Photography and air 2016
(a collection of found photos)
For Patrick Pound, what started out as a form of research - the collecting and collating of vast archives of vernacular material, photos, books and objects - morphed into his art practice. He upcycles images and objects that have been discarded. Cut loose from their original creator and purpose, Pound gives them new contexts and meanings. In so doing, he asks us to consider the nature of photography; the creation of meaning; and the human urge to make sense of the world around us.
For Pound there is more truth and insight to be found amongst collections of photos, than there is in trying to make new ones. In creating connections, he is also able to explore ideas, phenomena and curious human tendencies that can’t be captured in a single frame. How do you photograph the wind or air, for instance?

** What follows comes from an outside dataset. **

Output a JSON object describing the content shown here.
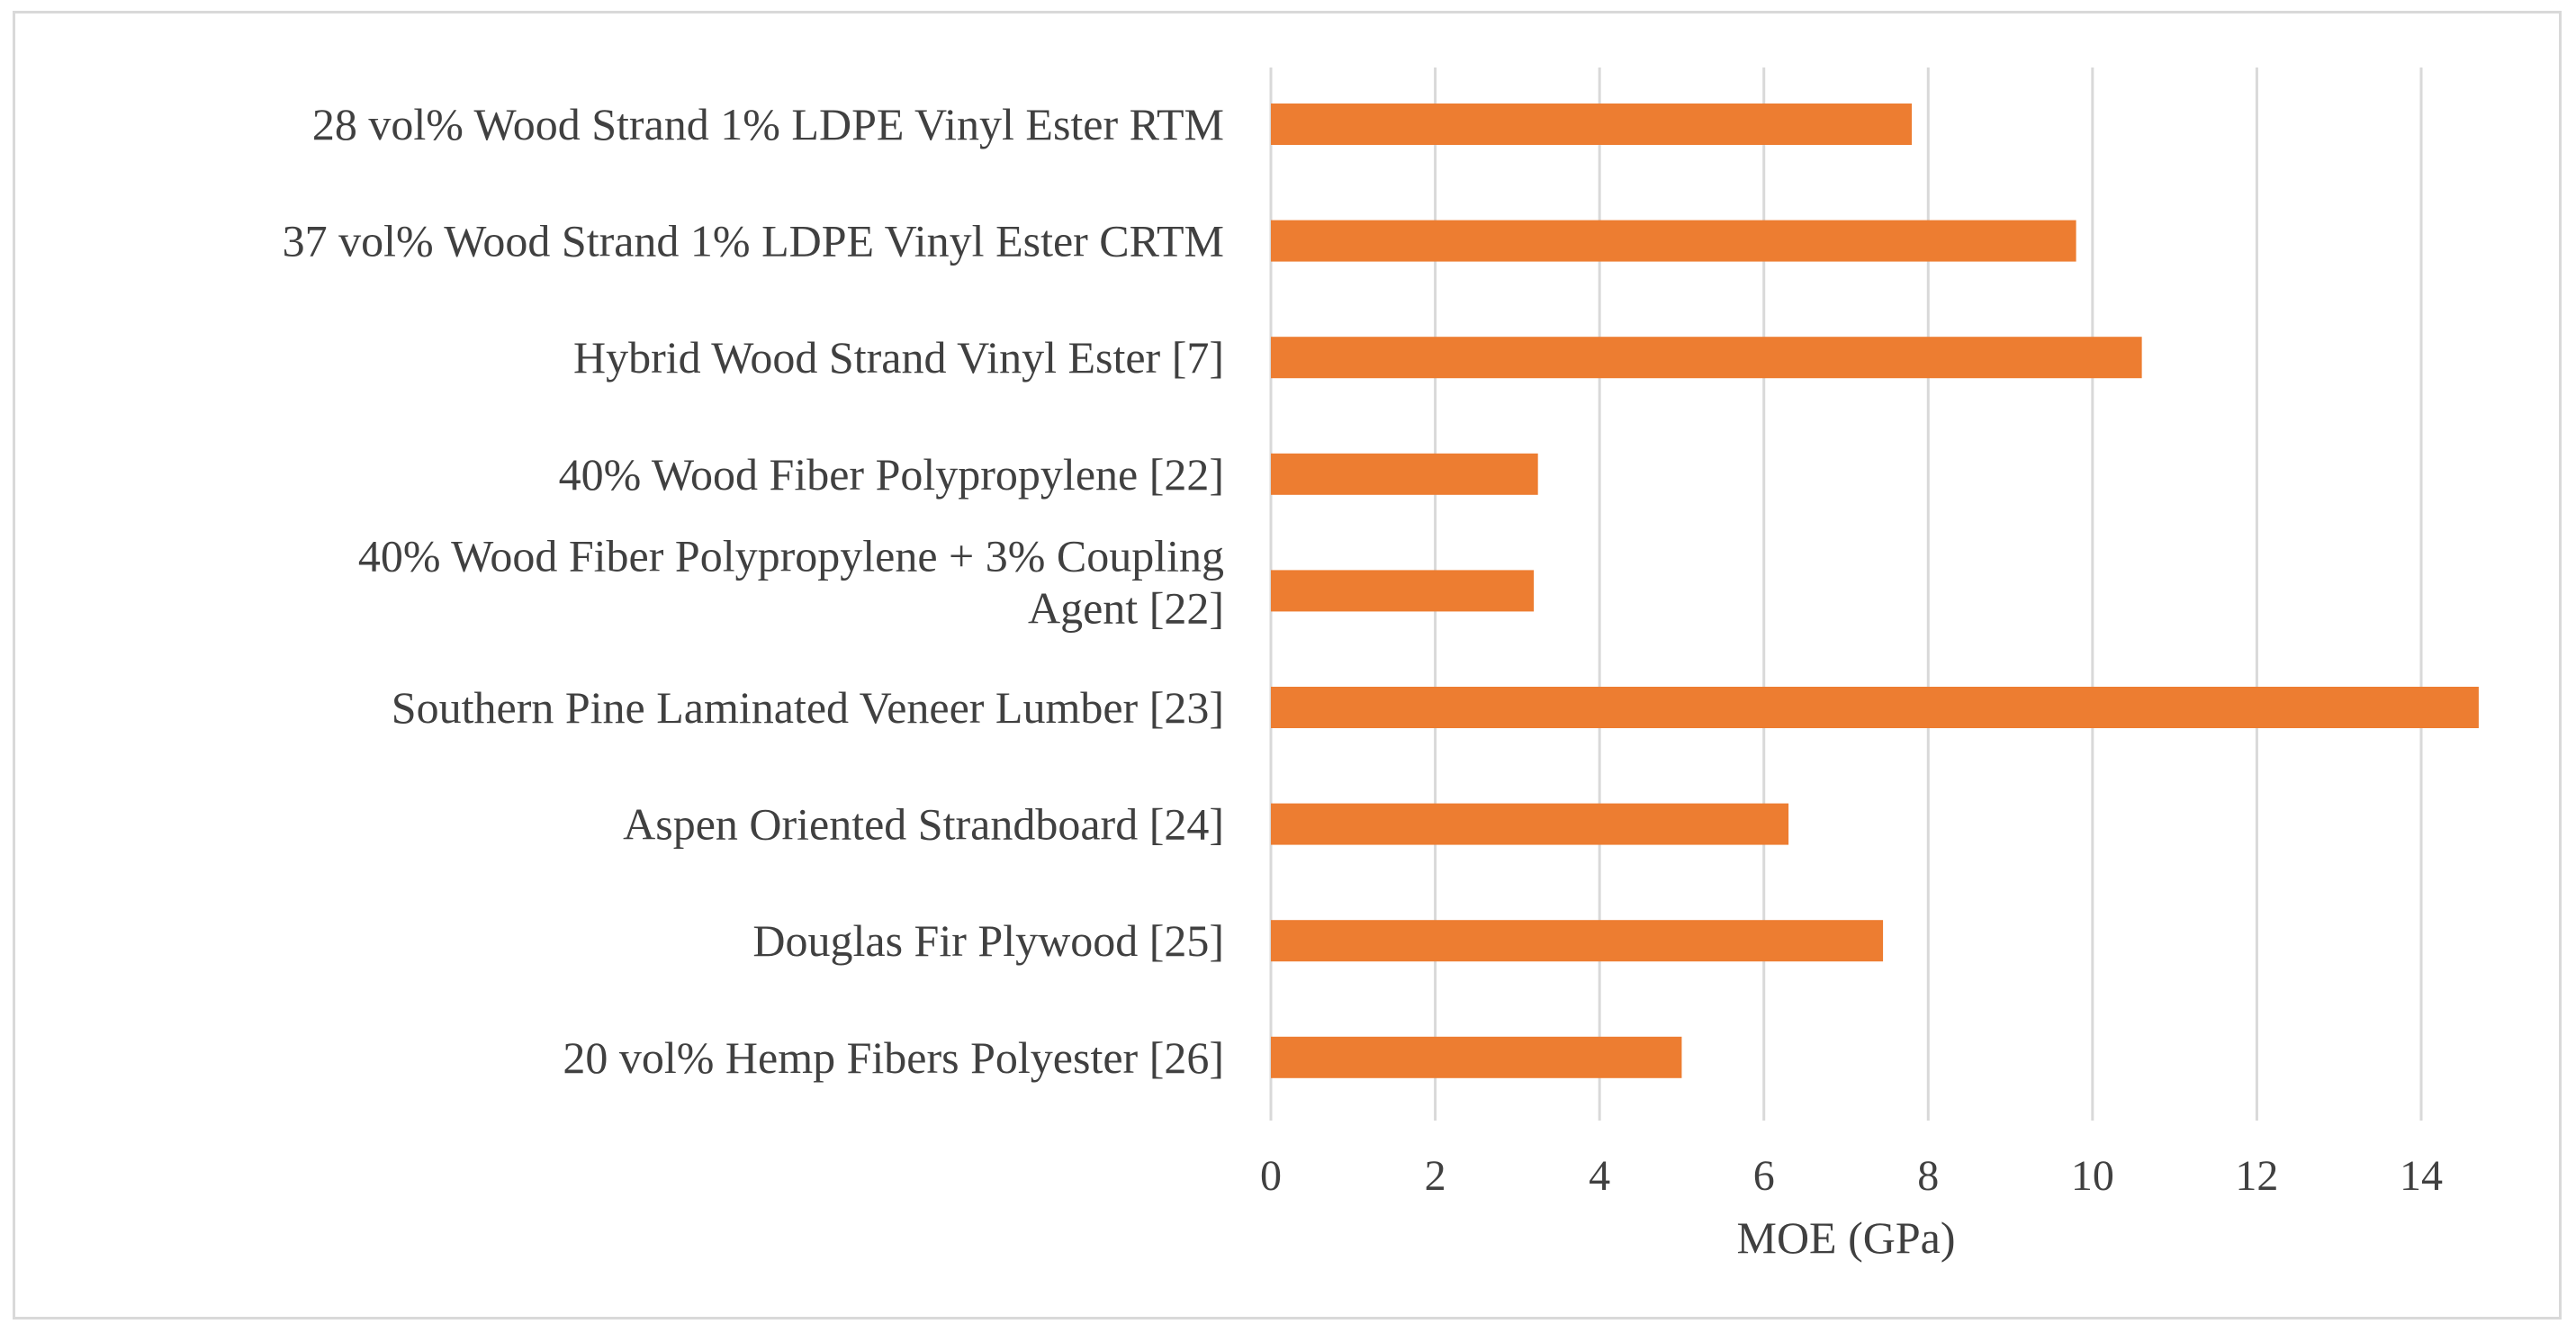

Photography and Air 2016 consists of numerous found photographs of people and things that are in some way affected by the wind; from a candle in the breeze to a hovering plane, a yacht’s billowing sail to a young woman at the beach, her hair blown by the breeze. Images are selected from a vast array of sources that include defunct newspaper archives and abandoned family albums. While disparate in origin, together they form a prosaic yet poetic portrait. Pound’s interest in the idea of photographing something you can’t see extends to other works in this exhibition where he pairs photographs to capture the time between them.
Pound’s other artworks have included a collection of fallen or sleeping figures in People Who Look Dead But (Probably) Aren’t and a revaluation of a classic photographic faux-pas in The Photographers Shadow. There are as many possible permutations as there are stray photographs or human foibles – limited only by the artist’s storage space and his imagination.
Patrick Pound has been included in numerous group exhibitions, including The Photograph and Australia, Art Gallery of New South Wales (2015); Melbourne Now, National Gallery of Victoria (2014); 3rd Dong Gang International Photo Festival, Dong Gang Museum of Photography, Korea (2014); The Small Infinite, John Hansard Gallery, UK (2014); Liquid Archive, Monash University Museum of Art, Melbourne (2012); The Basil Sellers Art Prize, Ian Potter Museum of Art, VIC (2012); Present Tense: An imagined grammar of portraiture in the digital age, National Portrait Gallery, Canberra (2010). In 2015, Pound was a finalist in the AGDA Design Awards. His work is held in numerous public and private collections including the National Gallery of Australia, the National Gallery of Victoria, Art Gallery of New South Wales, Museum of New Zealand, Auckland Art Gallery, and the Dunedin Art Gallery.